Complex Vector Space with a Twist

Previously I mentioned Box 2.1 from the book Quantum Computation and Quantum Information. Here it’s in the following picture.

The step from equation (2.26) to equation (2.27) is what took me some time to understand. Replacing the first term $|i \rangle = |w\rangle / \sqrt{\langle w | w \rangle}$ and the other terms let’s call them $|j \rangle$. Thus, in between both equations we could say that there is.

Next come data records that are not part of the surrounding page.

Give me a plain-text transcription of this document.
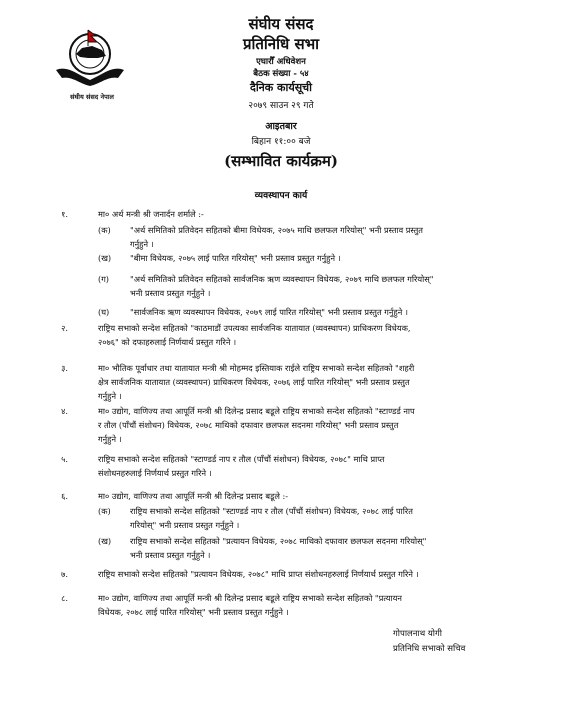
संघीय संसद नेपाल
संघीय संसद
प्रतिनिधि सभा
एघारौँ अधिवेशन
बैठक संख्या - ५४
दैनिक कार्यसूची
२०७९ साउन २९ गते
आइतबार
बिहान ११:०० बजे
(सम्भावित कार्यक्रम)
व्यवस्थापन कार्य
१.	मा० अर्थ मन्त्री श्री जनार्दन शर्माले :-
(क) "अर्थ समितिको प्रतिवेदन सहितको बीमा विधेयक, २०७५ माथि छलफल गरियोस्" भनी प्रस्ताव प्रस्तुत
गर्नुहुने ।
(ख) "बीमा विधेयक, २०७५ लाई पारित गरियोस्" भनी प्रस्ताव प्रस्तुत गर्नुहुने ।
(ग)	"अर्थ समितिको प्रतिवेदन सहितको सार्वजनिक ऋण व्यवस्थापन विधेयक, २०७९ माथि छलफल गरियोस्"
भनी प्रस्ताव प्रस्तुत गर्नुहुने ।
(घ)	"सार्वजनिक ऋण व्यवस्थापन विधेयक, २०७९ लाई पारित गरियोस्" भनी प्रस्ताव प्रस्तुत गर्नुहुने ।
२.	राष्ट्रिय सभाको सन्देश सहितको "काठमाडौं उपत्यका सार्वजनिक यातायात (व्यवस्थापन) प्राधिकरण विधेयक,
२०७६" को दफाहरुलाई निर्णयार्थ प्रस्तुत गरिने ।
३.	मा० भौतिक पूर्वाधार तथा यातायात मन्त्री श्री मोहम्मद इस्तियाक राईले राष्ट्रिय सभाको सन्देश सहितको "शहरी
क्षेत्र सार्वजनिक यातायात (व्यवस्थापन) प्राधिकरण विधेयक, २०७६ लाई पारित गरियोस्" भनी प्रस्ताव प्रस्तुत
गर्नुहुने ।
४.	मा० उद्योग, वाणिज्य तथा आपूर्ति मन्त्री श्री दिलेन्द्र प्रसाद बडूले राष्ट्रिय सभाको सन्देश सहितको "स्टाण्डर्ड नाप
र तौल (पाँचौं संशोधन) विधेयक, २०७८ माथिको दफावार छलफल सदनमा गरियोस्" भनी प्रस्ताव प्रस्तुत
गर्नुहुने ।
५.	राष्ट्रिय सभाको सन्देश सहितको "स्टाण्डर्ड नाप र तौल (पाँचौं संशोधन) विधेयक, २०७८" माथि प्राप्त
संशोधनहरुलाई निर्णयार्थ प्रस्तुत गरिने ।
६.	मा० उद्योग, वाणिज्य तथा आपूर्ति मन्त्री श्री दिलेन्द्र प्रसाद बडूले :-
(क) राष्ट्रिय सभाको सन्देश सहितको "स्टाण्डर्ड नाप र तौल (पाँचौं संशोधन) विधेयक, २०७८ लाई पारित
गरियोस्" भनी प्रस्ताव प्रस्तुत गर्नुहुने ।
(ख) राष्ट्रिय सभाको सन्देश सहितको "प्रत्यायन विधेयक, २०७८ माथिको दफावार छलफल सदनमा गरियोस्"
भनी प्रस्ताव प्रस्तुत गर्नुहुने ।
७.	राष्ट्रिय सभाको सन्देश सहितको "प्रत्यायन विधेयक, २०७८" माथि प्राप्त संशोधनहरुलाई निर्णयार्थ प्रस्तुत गरिने ।
८.	मा० उद्योग, वाणिज्य तथा आपूर्ति मन्त्री श्री दिलेन्द्र प्रसाद बडूले राष्ट्रिय सभाको सन्देश सहितको "प्रत्यायन
विधेयक, २०७८ लाई पारित गरियोस्" भनी प्रस्ताव प्रस्तुत गर्नुहुने ।
गोपालनाथ योगी
प्रतिनिधि सभाको सचिव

$$ \langle v | v \rangle \langle w | w \rangle = \frac{\langle v | w \rangle \langle w | v \rangle}{\langle w | w \rangle}\langle w | w \rangle+ \underbrace{\sum_j \langle v | j \rangle \langle j | v \rangle \langle w | w \rangle}_{\substack{\text{non negative terms} \\ |j\rangle \text{ orthogonal to } |w\rangle}} $$

Thus, the completeness relation is as follows

$$ |w \rangle \langle w |+ \sum_j |j \rangle \langle j | = I $$

Finally, I would like to draw the attention that the applications of Cauchy-Schwarz are varied, one of the most notorious is the Heisenberg’s Uncertainty Principle. Also, triangle inequality can be derived from Cauchy-Schwarz.